Sequim is another quaint and famous area that is the largest producer of lavender in the United States. Its weather and terrain are the closest to that of the area of France where the major world producer of lavender exists.

The remainder of the short drive to our destination was a more of a meandering thru small populated areas along a pretty and cool wooded roadway.

Port Townsend in yet another small seaside town that is a living history of older times. Many of the buildings are original structures with some modern plumbing and safety additions. Joe and I have been here before to sample some local brews (they make a delicious Port Townsend light ale), but we did not venture to the marina where the RV park is located.

We initially intended to stay a couple of nights but didn’t bother making any reservations. When we popped in the office, we were told that there might be an opening for a night but they doubted if anything else was available and chided us for not calling ahead since this is apparently their busy season.

By a great stroke of luck, they had a spot open for 3 nights and we took it. After pulling into our space, it had such a nice view and beautiful surroundings, we went back to the office the next day and tried to extend our stay for a week. We got a promise of 2 more days and had to return later to get another 2 days but had to move to another space. Within 100 feet we were graced with 2 restaurants. The OTTER CROSSING is a quaint and charming café overlooking the Marina that serves great omelets and seafood salads. The owner and staff were very friendly, especially to Peter. The other restaurant was Chinese, named SHANGHIA, which to those of you who do not live in L.A., is my favorite Chinese Restaurant there. What more could we ask for? We spent many meals at both places and really felt spoiled. At our last meal at The Otter Crossing, Peter insisted I leave a tip from him, in the form of a couple of his milkbone treats.
Now if you know Peter, you know what a noble gesture that is for him, to part with food. I didn’t have the heart to tell him that humans do not enjoy milkbones as much as dogs, so I hope the waitress understands the symbolism.
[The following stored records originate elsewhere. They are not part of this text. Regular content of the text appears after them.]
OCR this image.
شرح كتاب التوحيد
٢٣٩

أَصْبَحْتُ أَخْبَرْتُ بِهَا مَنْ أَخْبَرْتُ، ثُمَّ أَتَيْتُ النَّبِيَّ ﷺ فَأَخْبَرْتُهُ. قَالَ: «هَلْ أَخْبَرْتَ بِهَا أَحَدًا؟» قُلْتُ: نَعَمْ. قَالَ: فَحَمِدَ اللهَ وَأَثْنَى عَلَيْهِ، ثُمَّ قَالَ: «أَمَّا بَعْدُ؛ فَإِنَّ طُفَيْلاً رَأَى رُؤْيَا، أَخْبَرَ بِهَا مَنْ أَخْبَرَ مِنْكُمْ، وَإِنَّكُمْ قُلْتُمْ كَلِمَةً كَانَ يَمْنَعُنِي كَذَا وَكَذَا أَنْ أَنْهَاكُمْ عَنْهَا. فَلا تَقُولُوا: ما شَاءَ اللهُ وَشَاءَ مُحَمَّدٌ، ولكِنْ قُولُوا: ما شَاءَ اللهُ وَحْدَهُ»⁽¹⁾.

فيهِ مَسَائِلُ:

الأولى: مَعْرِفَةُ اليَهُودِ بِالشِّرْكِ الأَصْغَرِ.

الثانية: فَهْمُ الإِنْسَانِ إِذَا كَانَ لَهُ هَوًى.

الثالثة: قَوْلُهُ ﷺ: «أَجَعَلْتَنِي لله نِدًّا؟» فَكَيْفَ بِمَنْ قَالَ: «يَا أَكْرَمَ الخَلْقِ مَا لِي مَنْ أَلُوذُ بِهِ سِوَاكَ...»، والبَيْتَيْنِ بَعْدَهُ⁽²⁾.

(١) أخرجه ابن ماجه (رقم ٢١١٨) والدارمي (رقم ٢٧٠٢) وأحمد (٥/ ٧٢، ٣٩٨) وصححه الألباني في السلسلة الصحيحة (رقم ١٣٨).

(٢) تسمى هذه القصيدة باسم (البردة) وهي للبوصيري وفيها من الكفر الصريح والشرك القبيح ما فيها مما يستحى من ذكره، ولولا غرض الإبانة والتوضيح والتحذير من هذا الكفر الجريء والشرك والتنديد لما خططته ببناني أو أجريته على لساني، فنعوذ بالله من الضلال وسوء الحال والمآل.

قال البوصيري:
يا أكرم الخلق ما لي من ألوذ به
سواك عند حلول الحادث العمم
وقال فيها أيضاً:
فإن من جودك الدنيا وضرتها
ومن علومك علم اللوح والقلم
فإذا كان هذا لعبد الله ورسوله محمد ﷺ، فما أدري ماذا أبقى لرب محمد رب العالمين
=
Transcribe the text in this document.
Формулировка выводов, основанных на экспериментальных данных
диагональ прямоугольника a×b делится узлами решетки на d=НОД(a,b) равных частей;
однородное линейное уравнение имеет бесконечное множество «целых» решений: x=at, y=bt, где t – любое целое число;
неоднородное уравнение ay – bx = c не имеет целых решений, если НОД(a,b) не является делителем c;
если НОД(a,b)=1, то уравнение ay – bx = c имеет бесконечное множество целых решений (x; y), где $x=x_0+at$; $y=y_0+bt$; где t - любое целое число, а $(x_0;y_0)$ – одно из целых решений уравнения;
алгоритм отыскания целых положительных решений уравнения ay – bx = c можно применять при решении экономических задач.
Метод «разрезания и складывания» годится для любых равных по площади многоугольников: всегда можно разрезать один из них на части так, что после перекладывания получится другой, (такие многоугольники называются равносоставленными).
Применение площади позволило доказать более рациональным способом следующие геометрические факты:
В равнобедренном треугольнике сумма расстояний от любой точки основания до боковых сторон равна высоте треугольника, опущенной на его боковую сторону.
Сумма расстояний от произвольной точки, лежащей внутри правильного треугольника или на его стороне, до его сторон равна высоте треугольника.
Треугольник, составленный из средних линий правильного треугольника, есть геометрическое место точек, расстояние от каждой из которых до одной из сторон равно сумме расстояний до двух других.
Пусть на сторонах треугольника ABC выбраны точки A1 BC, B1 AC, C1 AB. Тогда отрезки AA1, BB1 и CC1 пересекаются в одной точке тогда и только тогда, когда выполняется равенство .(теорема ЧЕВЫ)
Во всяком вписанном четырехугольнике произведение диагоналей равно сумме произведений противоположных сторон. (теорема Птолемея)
With the Batmobile, we could be in town in 5 minutes and with a full charge we could travel the town without having to run down or be stranded.
We rolled in and out of shops and stores and even found a Radio Shack for some small miscellaneous items on our list.

Its funny how some things that ordinarily would be a negative can be overlooked when the campsite is so enjoyable. The parking is side by side, and the site is gravel, but the view of the Sound is unobstructed, making our front and side windows like expensive picture windows.
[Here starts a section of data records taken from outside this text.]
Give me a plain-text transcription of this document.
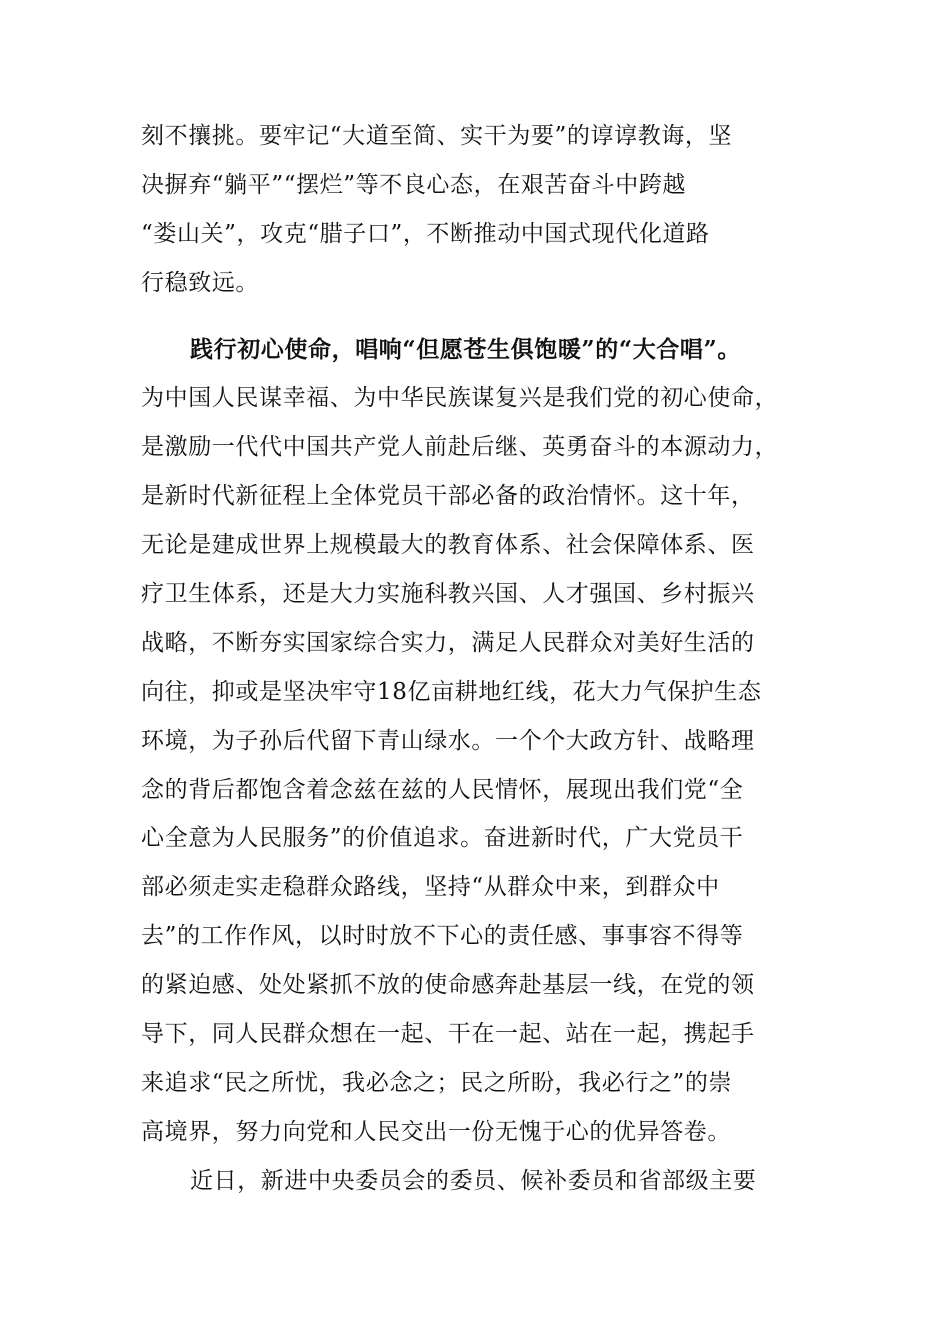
刻不攘挑。要牢记“大道至简、实干为要”的谆谆教诲，坚
决摒弃“躺平”“摆烂”等不良心态，在艰苦奋斗中跨越
“娄山关”，攻克“腊子口”，不断推动中国式现代化道路
行稳致远。
践行初心使命，唱响“但愿苍生俱饱暖”的“大合唱”。
为中国人民谋幸福、为中华民族谋复兴是我们党的初心使命，
是激励一代代中国共产党人前赴后继、英勇奋斗的本源动力，
是新时代新征程上全体党员干部必备的政治情怀。这十年，
无论是建成世界上规模最大的教育体系、社会保障体系、医
疗卫生体系，还是大力实施科教兴国、人才强国、乡村振兴
战略，不断夯实国家综合实力，满足人民群众对美好生活的
向往，抑或是坚决牢守18亿亩耕地红线，花大力气保护生态
环境，为子孙后代留下青山绿水。一个个大政方针、战略理
念的背后都饱含着念兹在兹的人民情怀，展现出我们党“全
心全意为人民服务”的价值追求。奋进新时代，广大党员干
部必须走实走稳群众路线，坚持“从群众中来，到群众中
去”的工作作风，以时时放不下心的责任感、事事容不得等
的紧迫感、处处紧抓不放的使命感奔赴基层一线，在党的领
导下，同人民群众想在一起、干在一起、站在一起，携起手
来追求“民之所忧，我必念之；民之所盼，我必行之”的崇
高境界，努力向党和人民交出一份无愧于心的优异答卷。
近日，新进中央委员会的委员、候补委员和省部级主要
Although i always try to get a grassy site for Peter to lie on, he didn’t seem to mind the gravel. He enjoyed the walks we took along the waterfront, as well as the strolls into town.

Sunday night, we were awakened by a moderate rainstorm which lasted a couple of hours but by sunrise it had passed and left a cool, dreary, overcast day, but not enough to dampen our spirits.
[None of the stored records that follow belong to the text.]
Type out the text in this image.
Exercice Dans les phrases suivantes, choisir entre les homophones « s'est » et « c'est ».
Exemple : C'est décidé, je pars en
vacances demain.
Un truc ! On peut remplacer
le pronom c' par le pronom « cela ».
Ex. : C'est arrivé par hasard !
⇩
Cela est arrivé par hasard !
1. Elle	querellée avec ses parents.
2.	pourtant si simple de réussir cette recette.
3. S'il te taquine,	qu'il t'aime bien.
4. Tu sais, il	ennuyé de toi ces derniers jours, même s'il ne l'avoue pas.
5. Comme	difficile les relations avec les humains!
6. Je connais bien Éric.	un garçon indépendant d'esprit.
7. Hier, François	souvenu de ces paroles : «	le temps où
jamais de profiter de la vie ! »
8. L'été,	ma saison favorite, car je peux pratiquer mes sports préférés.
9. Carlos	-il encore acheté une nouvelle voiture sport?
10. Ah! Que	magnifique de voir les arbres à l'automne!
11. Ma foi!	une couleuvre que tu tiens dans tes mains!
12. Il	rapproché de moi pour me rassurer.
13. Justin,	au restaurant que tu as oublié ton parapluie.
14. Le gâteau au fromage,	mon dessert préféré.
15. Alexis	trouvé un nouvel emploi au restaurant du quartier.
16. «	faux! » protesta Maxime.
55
Since we are just a stones throw (or a Ferry ride) from Canada, we pick up their radio and TV stations, with their news and weather reports.
At first I was really confused when they announced that the price of petrol was high at a dollar five, but then found out they were talking about liters, not gallons.

Likewise, the weather temperature is in Celsius so a reading of 28 degrees is considered warm and over thirty is a heat wave.

From here, we will have to board a ferry to get across the Sound because it’s a long way back to the interstate otherwise. We cruised the ferry pier one afternoon to check it out and figured we would be safe when we saw an 18 wheel tractor trailer drive off. They charge by the foot ($1) for trucks and RV’s.

The weather has been delightful this week and we will remember this area and RV park for a long time. They also have a lovely B&B here at the Marina called the Commander’s House so you don’t have to have an RV to enjoy the area.